First of all, it has reminded me that I am not well, and that I need to remember to utilize all my resources for help (if anyone, particularly any Christian Scientists in the crowd, find a contradiction between me having God help me deal with my health problems, but also relying on medicine and therapy, well, I'd like to just say, God creates these means for helping His children, if we are good kids, we'll use that help). Mainly I need to see my psych. resources. Also, I need to establish a good consistent contact with my friends. Also, it wouldn't hurt to do a little romantic exploration. More and more, although I know I have God at my side, and I know I have good friends, and I know that I have a sense of mission in life, I am becoming more certain that I'd like to have a woman to share my life with. But that is a long quest and should not be seen as a quick fix by any means.
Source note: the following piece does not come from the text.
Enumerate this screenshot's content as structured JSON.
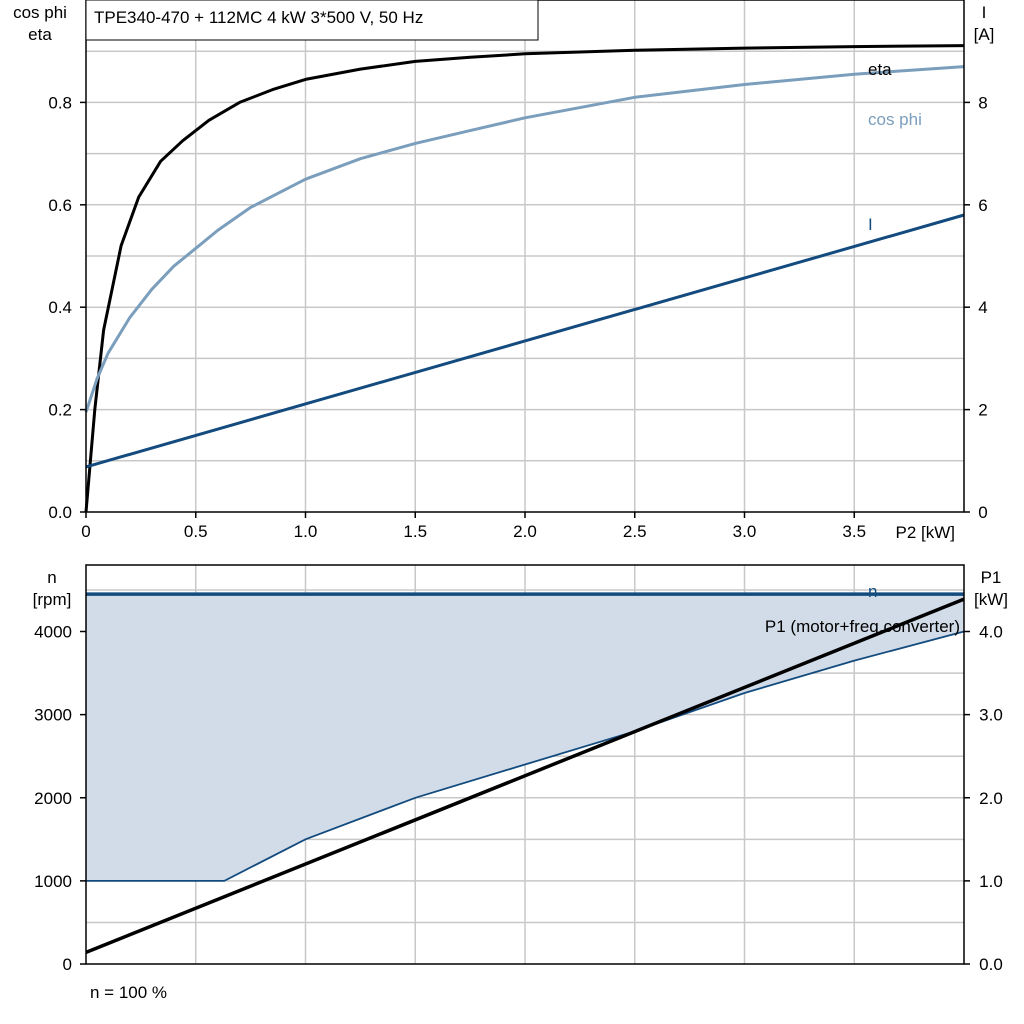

Secondly, I have realized that I have been taking on too much of late. Now I have certain core responsibilities which I can't skimp on or which I could skimp on but I'd really hate to do so. Those are:
Church of course, but despite what some might say, that obligation is not heavy;
School, I want to graduate by the end of the semester and I want to try for some nice grades, although with my current grade point average I can stand a few B's, and it is also a possibility to take one less course and finish things during the summer.
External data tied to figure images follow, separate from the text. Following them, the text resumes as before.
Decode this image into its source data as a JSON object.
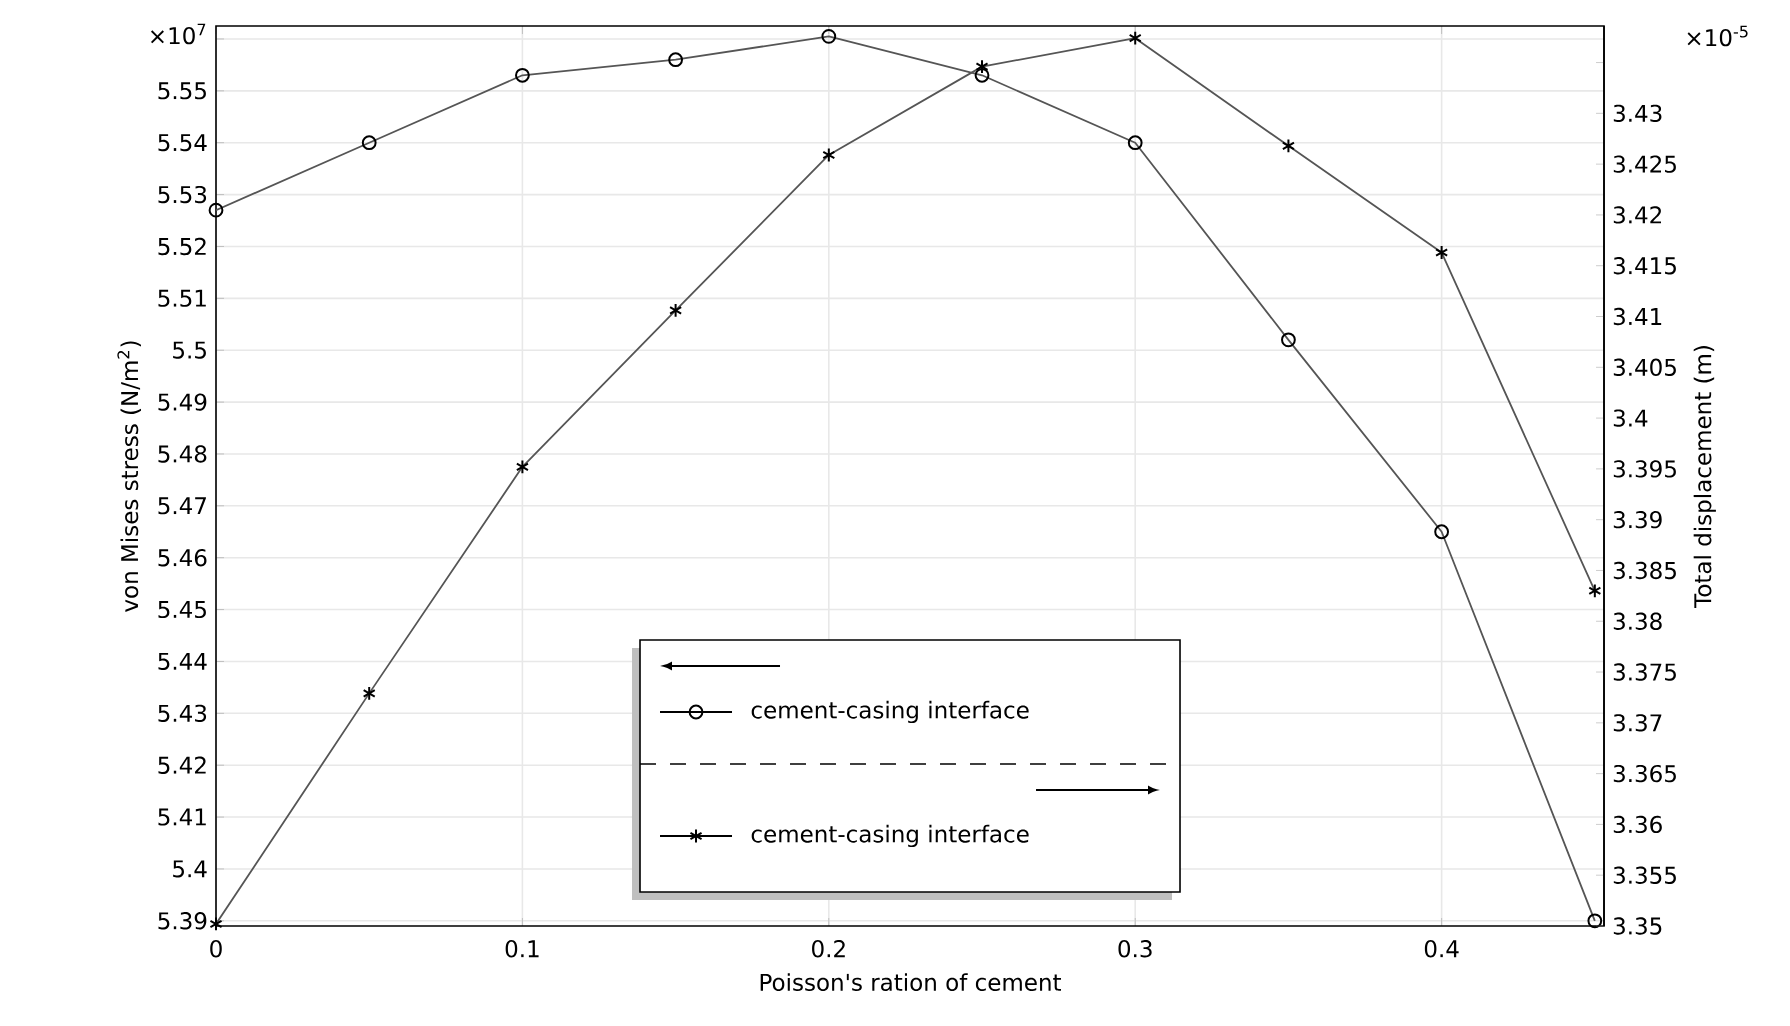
{
  "chart_data": {
    "type": "line",
    "xlabel": "Poisson's ration of cement",
    "ylabel": "von Mises stress (N/m$^{2}$)",
    "y2label": "Total displacement (m)",
    "x": [
      0,
      0.05,
      0.1,
      0.15,
      0.2,
      0.25,
      0.3,
      0.35,
      0.4,
      0.45
    ],
    "series": [
      {
        "name": "cement-casing interface",
        "color": "#555555",
        "axis": "y",
        "marker": "circle",
        "values": [
          5.527,
          5.54,
          5.553,
          5.556,
          5.5605,
          5.553,
          5.54,
          5.502,
          5.465,
          5.39
        ]
      },
      {
        "name": "cement-casing interface",
        "color": "#555555",
        "axis": "y2",
        "marker": "cross",
        "values": [
          3.3502,
          3.3729,
          3.3952,
          3.4106,
          3.4259,
          3.4346,
          3.4374,
          3.4268,
          3.4163,
          3.383
        ]
      }
    ],
    "xlim": [
      0,
      0.453
    ],
    "xticks": [
      0,
      0.1,
      0.2,
      0.3,
      0.4
    ],
    "ylim": [
      5.389,
      5.5625
    ],
    "yticks": [
      5.39,
      5.4,
      5.41,
      5.42,
      5.43,
      5.44,
      5.45,
      5.46,
      5.47,
      5.48,
      5.49,
      5.5,
      5.51,
      5.52,
      5.53,
      5.54,
      5.55,
      {
        "value": 5.56,
        "label": null
      }
    ],
    "y2lim": [
      3.35,
      3.4386
    ],
    "y2ticks": [
      3.35,
      3.355,
      3.36,
      3.365,
      3.37,
      3.375,
      3.38,
      3.385,
      3.39,
      3.395,
      3.4,
      3.405,
      3.41,
      3.415,
      3.42,
      3.425,
      3.43,
      {
        "value": 3.435,
        "label": null
      }
    ],
    "annotations": [
      "×10$^{7}$",
      "×10$^{-5}$"
    ],
    "grid": true,
    "legend": "bottom",
    "line_style": "solid"
  }
}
WRSU, I really like the radio station, and it helps me with my future career plans.
My Church group, MCYM NJ chapter (here's the website I made for them), I never really wanted to be president of the group, but I find that there's a lot of good stuff I can do with them as president with not too much effort.
ICF, the Indian Christian Fellowship, I neglected it last semester and they're really good folk who I'd like to establish good friendships with.
My normal social contacts: poker, having occasional contacts, and maybe trying out some romantic leads.
But I got to say some things I need to trim a little, as the stuff above is a pretty full plate. While I want to put some effort into a job search, I can't stress myself out too much about it. I'd like to expand my social portfolio, but I don't have time for as much party planning as I'd like. I have a whole lot of side projects, but I got to remember to keep them on the side. Also, there are a lot of nice stuff to do around Rutgers, but I got to limit the activities I do to what I can handle.
So the question arises: Why keep up with the Rand Show?
Well, the answer is this: The Rand Show is mine. It's my work, it's good work, and it's something where I feel myself keeping up with my creative side and driving myself forward.
Part of the problem with the crappiness I've been feeling lately is that I've been running constantly from one obligation to another. Inevitably I've messed up with some of those, but more importantly, I've lost some control of my life. Given the fact that my life isn't really chasing my dreams right now, losing control and losing the time for the outlets of my creativity made me feel like my life was useless, pathetic, and no longer belonged to me. That's crap really, I mean I chose my obligations and I chose to abide by them, but I think for the health of my soul and mind I need to have some control over things and I need to be creative.
And so I can't stop The Rand Show. Don't you feel fortunate?
Anyways, while I have to dial back my obligations a little, that doesn't mean I'm discarding them. A lot of times when I have said "I need to relax more," I basically stopped doing anything. But I do have obligations that I want to or have to abide by and to stop doing them would just be counter-productive and stupid. Being too scared to do what I need to do is also a loss of control. So what I'm building up to here is...
I need to go. I'm having lunch with my little sis, because one of the obligations that I desperately want to abide by is my obligation to be a good family member. So I need to be off, but remember I SHALL RETURN (like MacArthur I take those words seriously).
Anywho, take it to your head, take it to your heart and remember Rand rocks. Goodnight Folks!